M.Sc. Applied Artificial Intelligence Candidate | Based in Villahermosa, Mexico
I am a specialized Data Scientist bridging the gap between Industrial Engineering and Advanced AI. Currently, I work at PEMEX, developing production-grade RAG systems and predictive models for reservoir engineering, while pursuing my Master's in Applied AI at Tecnológico de Monterrey.
Previously, I engineered pricing algorithms and data pipelines at KAVAK, contributing to high-impact inventory optimization and revenue recovery.

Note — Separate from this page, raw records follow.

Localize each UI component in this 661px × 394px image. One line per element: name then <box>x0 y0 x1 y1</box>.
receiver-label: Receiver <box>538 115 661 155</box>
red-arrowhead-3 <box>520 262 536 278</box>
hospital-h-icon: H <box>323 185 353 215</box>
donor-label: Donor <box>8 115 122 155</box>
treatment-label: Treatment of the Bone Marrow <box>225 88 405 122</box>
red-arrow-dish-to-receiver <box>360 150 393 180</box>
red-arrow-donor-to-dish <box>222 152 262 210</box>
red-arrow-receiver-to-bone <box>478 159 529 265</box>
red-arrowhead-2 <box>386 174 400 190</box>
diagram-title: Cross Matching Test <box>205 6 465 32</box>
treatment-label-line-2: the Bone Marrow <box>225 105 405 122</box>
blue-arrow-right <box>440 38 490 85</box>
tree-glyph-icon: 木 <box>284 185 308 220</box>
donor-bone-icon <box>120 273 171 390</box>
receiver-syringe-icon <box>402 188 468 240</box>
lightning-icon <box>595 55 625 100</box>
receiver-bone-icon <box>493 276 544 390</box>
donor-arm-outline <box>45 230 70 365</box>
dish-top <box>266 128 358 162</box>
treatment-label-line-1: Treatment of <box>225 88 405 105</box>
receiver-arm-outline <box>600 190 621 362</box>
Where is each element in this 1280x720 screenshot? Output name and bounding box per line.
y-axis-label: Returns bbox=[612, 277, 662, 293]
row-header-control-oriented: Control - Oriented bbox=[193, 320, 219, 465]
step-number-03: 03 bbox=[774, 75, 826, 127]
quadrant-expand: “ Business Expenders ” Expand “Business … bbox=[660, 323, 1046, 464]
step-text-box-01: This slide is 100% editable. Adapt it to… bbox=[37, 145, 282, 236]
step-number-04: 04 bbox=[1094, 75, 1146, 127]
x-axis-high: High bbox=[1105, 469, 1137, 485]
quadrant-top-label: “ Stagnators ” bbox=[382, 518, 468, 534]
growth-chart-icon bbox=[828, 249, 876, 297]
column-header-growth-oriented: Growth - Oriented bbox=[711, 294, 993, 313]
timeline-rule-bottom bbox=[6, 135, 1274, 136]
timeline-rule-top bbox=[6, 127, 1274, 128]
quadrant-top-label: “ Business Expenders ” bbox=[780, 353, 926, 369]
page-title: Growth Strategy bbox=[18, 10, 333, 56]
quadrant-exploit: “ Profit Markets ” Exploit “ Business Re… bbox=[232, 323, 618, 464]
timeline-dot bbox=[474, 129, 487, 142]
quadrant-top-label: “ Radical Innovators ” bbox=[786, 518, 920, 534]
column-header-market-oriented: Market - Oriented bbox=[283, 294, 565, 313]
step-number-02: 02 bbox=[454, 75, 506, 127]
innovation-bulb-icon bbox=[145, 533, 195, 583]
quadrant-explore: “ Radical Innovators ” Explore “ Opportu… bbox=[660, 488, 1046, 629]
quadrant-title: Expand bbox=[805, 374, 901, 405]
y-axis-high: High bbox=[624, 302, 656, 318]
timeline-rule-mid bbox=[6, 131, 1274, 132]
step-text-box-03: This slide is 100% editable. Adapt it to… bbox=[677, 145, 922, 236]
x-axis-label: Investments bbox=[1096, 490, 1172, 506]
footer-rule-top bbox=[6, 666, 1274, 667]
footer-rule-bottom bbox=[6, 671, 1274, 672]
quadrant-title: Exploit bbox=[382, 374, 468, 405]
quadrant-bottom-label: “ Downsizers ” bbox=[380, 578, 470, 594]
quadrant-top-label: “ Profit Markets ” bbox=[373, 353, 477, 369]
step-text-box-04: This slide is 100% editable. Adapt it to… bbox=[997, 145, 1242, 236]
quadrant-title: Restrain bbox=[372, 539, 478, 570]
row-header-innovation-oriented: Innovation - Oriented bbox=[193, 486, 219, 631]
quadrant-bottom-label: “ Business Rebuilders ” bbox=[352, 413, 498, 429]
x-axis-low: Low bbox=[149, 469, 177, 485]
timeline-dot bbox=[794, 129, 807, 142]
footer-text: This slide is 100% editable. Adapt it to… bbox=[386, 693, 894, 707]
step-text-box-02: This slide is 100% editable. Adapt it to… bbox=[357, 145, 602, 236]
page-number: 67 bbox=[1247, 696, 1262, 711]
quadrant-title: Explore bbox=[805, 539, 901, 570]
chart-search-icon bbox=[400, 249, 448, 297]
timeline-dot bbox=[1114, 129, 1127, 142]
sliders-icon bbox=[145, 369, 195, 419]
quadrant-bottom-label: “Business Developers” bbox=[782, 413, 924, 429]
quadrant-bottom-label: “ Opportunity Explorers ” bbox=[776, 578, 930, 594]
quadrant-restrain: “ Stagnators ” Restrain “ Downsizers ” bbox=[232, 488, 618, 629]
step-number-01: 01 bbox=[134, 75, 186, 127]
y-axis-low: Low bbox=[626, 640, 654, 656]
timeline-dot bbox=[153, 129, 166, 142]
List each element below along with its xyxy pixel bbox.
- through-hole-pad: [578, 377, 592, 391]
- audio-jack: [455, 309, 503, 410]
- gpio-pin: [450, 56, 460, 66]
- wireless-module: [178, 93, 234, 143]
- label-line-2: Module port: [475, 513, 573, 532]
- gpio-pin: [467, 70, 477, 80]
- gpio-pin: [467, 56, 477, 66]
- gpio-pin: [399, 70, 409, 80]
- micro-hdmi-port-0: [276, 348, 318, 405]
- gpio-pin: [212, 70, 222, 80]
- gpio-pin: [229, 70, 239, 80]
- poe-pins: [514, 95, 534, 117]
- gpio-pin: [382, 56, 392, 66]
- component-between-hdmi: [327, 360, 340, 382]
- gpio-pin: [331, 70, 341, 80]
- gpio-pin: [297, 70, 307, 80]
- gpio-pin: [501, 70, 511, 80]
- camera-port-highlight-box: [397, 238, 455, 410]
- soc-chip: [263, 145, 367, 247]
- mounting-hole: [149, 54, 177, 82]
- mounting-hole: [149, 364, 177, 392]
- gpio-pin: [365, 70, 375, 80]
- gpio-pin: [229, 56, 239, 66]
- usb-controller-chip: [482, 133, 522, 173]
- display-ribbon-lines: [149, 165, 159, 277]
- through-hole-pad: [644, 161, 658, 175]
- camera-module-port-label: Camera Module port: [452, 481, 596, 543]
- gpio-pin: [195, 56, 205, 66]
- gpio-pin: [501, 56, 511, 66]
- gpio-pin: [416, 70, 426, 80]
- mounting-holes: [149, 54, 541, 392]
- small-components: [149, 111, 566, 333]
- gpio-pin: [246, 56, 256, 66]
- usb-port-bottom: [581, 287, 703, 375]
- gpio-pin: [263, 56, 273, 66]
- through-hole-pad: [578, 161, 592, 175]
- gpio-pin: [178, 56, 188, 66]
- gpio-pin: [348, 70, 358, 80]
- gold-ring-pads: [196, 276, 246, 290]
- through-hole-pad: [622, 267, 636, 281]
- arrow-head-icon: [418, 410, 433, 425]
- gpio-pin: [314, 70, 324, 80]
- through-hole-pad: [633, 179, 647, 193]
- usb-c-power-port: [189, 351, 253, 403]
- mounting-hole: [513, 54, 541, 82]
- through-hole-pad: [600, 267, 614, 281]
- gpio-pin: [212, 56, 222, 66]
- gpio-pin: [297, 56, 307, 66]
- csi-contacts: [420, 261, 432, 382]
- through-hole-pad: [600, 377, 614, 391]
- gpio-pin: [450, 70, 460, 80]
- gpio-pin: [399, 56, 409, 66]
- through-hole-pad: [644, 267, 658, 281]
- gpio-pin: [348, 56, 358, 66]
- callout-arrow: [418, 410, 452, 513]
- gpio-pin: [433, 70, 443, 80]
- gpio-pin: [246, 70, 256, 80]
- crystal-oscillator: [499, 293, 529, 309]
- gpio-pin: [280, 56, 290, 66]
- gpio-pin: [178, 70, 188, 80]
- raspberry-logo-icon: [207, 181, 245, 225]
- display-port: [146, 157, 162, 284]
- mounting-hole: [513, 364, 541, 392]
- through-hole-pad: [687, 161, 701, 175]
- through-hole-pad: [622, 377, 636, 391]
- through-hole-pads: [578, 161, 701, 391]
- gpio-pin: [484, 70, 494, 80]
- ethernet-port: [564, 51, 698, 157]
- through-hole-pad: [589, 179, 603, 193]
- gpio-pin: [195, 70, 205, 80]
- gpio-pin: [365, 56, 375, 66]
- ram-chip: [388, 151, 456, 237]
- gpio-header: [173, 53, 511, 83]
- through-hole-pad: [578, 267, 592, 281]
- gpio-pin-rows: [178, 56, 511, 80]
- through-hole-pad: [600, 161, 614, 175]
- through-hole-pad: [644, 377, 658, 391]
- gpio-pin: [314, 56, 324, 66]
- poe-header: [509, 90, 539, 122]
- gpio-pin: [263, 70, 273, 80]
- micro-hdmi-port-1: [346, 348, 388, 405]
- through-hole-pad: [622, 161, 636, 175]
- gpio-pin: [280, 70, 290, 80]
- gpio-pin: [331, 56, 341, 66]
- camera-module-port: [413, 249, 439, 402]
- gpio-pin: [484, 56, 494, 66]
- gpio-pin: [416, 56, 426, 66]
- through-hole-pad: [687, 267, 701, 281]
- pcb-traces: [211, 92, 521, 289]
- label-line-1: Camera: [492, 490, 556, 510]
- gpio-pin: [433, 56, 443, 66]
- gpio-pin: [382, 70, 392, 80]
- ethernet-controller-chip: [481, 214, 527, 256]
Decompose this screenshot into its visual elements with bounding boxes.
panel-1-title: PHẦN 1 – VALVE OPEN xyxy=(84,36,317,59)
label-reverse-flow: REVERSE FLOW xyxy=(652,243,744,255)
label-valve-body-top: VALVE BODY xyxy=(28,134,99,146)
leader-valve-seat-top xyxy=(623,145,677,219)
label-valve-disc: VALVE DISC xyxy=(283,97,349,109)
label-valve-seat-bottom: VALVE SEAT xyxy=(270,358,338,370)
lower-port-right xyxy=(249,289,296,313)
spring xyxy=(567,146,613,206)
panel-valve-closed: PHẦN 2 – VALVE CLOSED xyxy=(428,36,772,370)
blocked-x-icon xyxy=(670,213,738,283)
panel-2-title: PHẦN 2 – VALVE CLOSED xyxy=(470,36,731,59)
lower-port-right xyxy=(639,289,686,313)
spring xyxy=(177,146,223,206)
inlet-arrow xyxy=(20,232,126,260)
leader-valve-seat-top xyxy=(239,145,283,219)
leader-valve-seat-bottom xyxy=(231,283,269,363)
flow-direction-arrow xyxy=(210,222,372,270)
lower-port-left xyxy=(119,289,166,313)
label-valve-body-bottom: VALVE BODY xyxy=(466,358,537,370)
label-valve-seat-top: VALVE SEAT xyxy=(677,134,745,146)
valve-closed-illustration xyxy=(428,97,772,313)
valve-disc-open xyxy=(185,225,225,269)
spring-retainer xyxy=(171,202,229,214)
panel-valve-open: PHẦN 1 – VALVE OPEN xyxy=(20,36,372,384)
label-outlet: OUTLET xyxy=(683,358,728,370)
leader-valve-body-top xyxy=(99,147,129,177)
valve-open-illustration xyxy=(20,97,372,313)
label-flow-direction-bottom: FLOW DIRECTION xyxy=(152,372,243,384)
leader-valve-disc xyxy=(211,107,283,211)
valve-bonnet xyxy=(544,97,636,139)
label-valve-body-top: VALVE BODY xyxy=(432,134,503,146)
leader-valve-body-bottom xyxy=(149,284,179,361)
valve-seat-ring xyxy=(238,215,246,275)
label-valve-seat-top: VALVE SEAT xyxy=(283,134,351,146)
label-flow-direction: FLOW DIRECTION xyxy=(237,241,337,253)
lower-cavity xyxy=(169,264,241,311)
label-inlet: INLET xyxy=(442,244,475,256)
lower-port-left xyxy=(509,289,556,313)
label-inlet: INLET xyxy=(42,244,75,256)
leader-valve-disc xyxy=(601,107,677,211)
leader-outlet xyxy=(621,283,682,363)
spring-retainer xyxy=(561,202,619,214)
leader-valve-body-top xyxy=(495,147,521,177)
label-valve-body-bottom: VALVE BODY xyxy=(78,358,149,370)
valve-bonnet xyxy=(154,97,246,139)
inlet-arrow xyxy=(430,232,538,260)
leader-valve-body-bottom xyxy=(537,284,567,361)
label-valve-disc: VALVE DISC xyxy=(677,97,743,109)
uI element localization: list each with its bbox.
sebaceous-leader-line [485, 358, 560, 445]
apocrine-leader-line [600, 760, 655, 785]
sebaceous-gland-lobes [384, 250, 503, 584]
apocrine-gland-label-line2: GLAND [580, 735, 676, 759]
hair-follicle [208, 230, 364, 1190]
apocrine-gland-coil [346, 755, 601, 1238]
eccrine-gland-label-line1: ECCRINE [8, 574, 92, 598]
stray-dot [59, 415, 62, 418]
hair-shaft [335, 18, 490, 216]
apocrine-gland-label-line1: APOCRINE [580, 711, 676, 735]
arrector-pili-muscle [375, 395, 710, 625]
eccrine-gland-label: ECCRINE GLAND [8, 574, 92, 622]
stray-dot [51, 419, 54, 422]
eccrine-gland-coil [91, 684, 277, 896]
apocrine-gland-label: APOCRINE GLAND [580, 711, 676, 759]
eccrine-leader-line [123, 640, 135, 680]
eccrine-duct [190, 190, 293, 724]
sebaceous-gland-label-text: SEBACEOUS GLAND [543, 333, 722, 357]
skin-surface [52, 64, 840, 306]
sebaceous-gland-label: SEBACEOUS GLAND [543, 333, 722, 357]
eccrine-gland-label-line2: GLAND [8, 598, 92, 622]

Artificial Intelligence & GenAI
While much of my work is proprietary, here are some key systems I have engineered:
- RAG System for Petroleum Reserves: Engineered a hybrid retrieval architecture (ChromaDB + BM25) to process technical engineering documents with semantic search, significantly improving information accessibility for reservoir engineers.
- Water Breakthrough Prediction: Built a discrete-time survival model (Logistic Regression + 32 engineered features) to predict water breakthrough events, enabling proactive intervention for 3 critical wells.
- ML Production Ops: Automated the classification of 140,000+ daily oil well movements with 96% accuracy using LinearSVC.
- Inventory Optimization: Recovered $104M+ MXN in business value by identifying negative-margin inventory through predictive modeling.
- Pricing Engine: Maintained and optimized AWS-based pricing algorithms (Glue, Lambda, Airflow) processing millions of vehicle valuations with 99%+ uptime.
You can find my public analysis and tools in my repositories below:
- personal_finance_gui: A TypeScript-based personal finance application with a GUI for tracking income, expenses, and financial goals.
- Square_Meter_Value_Real_Estate: Data analysis determining the most influential factors on property pricing per square meter.
- World_Weather_Analysis: API-driven analysis correlating latitude with weather conditions for travel recommendations.